Eigentlich trug Nolan daran die Schuld. Nur weil er es nicht für nötig hielt, auf eine normale Frage eine normale Antwort zu geben. Sie drehte den Kopf. Das Fenster war klein. Auch dahinter lauerte die Dunkelheit. Es war nichts zu hören. Die dumpfe Stille des Zimmers kam ihr vor wie die Enge in einer verdammten Todeszelle. Sie brauchte Luft, auch Licht, und sie wollte endlich mit Nolan, ihrem Mann, reden.
Mary nickte, obwohl ihr Mann es nicht sehen konnte. »Gut, Nolan, du hast dich entschieden. Du hast dich entschieden, nicht mit mir zu reden, obwohl du nicht schläfst. Auch ich habe mich entschieden. Ich werde aufstehen, meinen Koffer packen und verschwinden. So einfach ist das. Hast du gehört, Nolan?«
Der Mann schwieg…
Da war sie es leid. Mary schwang herum, die Füße berührten den kalten Fußboden, ihr Arm bewegte sich nach rechts, wo der kleine Nachttisch stand. Dort befand sich die Lampe. Der Schalter leuchtete wie ein grüner Punkt.
Sie drückte ihn.
Das Licht war so anders. Völlig normal, trotzdem anders. Vielleicht lag es auch an der plötzlichen Helligkeit, daß ihr dieser Gegensatz so fremd vorkam. Sie hatte einfach zu lange in der Dunkelheit gelegen. Es gab zwei Lampen, aber das Licht der einen reichte schon aus. Der Schirm war so gerichtet, daß er auch das andere Bett beleuchtete. Da lag Nolan.
Sie legte sich wieder zurück, drehte sich dann zu ihm um und stützte sich halb hoch.
Mary wollte ihn sehen, sie wollte…
Er sagte wieder nichts. Er lag da und hatte das Bettlaken bis zum Hals hochgezogen.

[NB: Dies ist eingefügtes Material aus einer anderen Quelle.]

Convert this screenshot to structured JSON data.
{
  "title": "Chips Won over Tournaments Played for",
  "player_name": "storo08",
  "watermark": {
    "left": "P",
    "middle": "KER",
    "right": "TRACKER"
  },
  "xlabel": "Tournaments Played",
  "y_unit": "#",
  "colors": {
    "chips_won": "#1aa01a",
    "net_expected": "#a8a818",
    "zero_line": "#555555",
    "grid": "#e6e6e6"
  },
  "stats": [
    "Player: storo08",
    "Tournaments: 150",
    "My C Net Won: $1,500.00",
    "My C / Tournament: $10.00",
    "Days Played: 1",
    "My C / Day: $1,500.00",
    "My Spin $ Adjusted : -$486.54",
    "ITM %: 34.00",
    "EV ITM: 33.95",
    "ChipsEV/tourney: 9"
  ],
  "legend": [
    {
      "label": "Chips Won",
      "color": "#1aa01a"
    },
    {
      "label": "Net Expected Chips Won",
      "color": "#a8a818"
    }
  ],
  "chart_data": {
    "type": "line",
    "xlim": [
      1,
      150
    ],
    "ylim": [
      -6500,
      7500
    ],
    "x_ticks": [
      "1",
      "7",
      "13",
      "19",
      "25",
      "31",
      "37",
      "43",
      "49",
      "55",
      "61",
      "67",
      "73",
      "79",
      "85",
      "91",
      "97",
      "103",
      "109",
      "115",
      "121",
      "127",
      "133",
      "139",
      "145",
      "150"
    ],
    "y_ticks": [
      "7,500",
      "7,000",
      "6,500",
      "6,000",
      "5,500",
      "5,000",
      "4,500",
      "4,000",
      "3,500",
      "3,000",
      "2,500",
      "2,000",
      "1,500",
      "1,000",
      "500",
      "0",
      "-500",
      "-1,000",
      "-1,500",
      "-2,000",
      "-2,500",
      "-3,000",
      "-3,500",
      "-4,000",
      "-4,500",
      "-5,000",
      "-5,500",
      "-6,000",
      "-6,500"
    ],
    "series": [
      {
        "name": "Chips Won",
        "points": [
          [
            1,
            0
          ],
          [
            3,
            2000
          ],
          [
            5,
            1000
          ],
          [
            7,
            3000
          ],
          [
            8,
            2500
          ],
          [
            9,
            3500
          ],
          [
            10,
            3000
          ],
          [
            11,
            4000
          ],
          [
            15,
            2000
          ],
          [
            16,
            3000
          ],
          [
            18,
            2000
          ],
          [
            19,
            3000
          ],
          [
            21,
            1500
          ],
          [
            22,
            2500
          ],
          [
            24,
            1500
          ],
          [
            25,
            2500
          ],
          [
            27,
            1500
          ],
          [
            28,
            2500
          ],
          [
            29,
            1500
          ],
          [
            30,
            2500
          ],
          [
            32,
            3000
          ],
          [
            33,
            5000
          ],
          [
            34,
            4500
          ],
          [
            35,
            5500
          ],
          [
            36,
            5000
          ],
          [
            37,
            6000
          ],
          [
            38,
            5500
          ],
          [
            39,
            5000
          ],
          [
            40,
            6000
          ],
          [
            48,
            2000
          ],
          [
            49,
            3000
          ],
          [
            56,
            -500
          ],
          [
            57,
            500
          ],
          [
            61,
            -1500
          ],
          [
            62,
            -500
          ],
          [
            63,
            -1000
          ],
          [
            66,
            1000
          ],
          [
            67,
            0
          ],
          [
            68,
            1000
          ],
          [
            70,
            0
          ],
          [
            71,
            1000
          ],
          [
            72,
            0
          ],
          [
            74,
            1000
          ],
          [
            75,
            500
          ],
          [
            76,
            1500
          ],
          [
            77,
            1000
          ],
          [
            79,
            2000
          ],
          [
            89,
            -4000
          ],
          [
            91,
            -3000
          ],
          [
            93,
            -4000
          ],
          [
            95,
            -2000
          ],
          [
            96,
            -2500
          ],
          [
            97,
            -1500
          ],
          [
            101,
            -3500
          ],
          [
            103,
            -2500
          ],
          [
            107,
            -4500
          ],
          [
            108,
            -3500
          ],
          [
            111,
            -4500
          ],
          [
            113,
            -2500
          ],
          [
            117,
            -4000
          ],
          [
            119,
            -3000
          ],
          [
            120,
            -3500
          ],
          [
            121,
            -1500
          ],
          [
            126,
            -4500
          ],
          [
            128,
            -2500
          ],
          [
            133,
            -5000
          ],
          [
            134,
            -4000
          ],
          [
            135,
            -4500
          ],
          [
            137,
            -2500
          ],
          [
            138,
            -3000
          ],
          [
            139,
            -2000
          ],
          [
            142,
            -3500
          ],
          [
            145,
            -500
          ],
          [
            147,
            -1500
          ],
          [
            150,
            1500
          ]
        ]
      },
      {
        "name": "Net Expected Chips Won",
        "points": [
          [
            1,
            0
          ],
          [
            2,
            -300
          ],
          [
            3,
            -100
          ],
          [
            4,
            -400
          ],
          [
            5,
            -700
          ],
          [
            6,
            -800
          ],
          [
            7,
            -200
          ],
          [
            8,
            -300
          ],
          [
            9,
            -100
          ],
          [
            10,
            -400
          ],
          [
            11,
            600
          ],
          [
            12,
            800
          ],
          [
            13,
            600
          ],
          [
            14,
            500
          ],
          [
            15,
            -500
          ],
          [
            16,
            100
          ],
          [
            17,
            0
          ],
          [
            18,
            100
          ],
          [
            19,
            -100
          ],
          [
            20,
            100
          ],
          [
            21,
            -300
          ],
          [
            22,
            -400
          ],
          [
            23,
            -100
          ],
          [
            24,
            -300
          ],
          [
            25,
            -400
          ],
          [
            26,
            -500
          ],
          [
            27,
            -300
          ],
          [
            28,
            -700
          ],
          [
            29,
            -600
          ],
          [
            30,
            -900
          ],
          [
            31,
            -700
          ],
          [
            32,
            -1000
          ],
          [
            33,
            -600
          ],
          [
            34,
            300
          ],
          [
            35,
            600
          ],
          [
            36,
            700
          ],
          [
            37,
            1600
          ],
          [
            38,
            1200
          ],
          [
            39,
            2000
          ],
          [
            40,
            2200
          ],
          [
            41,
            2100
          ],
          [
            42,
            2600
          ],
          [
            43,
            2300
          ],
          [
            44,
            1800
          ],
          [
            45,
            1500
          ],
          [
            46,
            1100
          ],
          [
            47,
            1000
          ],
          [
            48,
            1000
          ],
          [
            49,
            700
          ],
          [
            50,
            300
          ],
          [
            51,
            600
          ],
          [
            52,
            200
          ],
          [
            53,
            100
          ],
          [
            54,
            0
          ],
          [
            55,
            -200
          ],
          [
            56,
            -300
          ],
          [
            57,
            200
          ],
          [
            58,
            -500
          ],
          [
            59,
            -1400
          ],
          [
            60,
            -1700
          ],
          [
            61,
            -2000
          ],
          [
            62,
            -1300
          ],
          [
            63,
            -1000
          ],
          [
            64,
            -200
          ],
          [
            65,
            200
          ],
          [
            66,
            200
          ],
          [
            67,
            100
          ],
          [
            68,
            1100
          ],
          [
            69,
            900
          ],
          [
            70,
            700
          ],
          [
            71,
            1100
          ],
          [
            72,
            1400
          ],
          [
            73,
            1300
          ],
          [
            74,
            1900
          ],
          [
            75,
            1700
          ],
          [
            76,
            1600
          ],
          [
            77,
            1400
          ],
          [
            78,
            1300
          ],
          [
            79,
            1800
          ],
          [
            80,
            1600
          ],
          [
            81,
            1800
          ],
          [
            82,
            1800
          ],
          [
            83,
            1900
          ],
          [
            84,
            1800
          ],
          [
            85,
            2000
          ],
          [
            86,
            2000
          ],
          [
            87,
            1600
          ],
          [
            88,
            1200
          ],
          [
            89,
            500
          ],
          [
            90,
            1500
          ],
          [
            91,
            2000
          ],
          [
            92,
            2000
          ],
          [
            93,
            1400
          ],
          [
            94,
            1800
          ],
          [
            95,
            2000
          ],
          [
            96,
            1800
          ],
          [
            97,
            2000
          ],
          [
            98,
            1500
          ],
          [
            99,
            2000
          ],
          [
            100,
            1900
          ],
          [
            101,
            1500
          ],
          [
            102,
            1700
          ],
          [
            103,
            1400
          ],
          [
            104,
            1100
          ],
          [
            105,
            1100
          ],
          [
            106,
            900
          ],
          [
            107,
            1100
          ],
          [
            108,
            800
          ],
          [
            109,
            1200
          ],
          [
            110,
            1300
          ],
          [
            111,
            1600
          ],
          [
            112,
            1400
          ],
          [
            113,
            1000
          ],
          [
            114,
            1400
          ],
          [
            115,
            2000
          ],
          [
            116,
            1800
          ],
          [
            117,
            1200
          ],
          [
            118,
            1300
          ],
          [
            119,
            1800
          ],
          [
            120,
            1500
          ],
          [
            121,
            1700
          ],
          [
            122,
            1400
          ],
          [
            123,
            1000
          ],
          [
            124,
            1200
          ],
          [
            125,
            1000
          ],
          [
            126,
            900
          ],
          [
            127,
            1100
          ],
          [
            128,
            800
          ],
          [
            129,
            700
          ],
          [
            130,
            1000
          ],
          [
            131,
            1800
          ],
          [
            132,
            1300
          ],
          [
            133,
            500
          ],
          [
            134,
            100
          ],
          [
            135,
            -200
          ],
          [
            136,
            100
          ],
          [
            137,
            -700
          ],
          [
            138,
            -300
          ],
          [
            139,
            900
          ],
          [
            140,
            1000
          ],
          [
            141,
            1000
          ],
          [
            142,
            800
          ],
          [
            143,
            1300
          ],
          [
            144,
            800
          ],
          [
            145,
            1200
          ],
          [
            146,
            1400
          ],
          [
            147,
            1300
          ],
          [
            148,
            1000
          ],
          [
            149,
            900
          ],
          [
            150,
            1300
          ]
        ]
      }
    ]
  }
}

Seine Wange sah so gelb und verblichen aus, fast wie die Haut einer alten Leiche.
Der Kopf lag auf dem Kissen wie ein Fremdkörper, abgehackt vom Körper.
Ein Kopf, ein Gesicht, Züge, die…
Mary faßte es nicht. Nolan sah fürchterlich aus. Sein Mund stand offen, die beiden Kiefer schienen sich verhakt zu haben. Die Haut war so unnatürlich, spannte sich scharf, war wächsern.
Dann die Augen…
Aufgerissen, Panik im Blick, der trotzdem so fürchterlich leer war, kein Gefühl mehr zeigte.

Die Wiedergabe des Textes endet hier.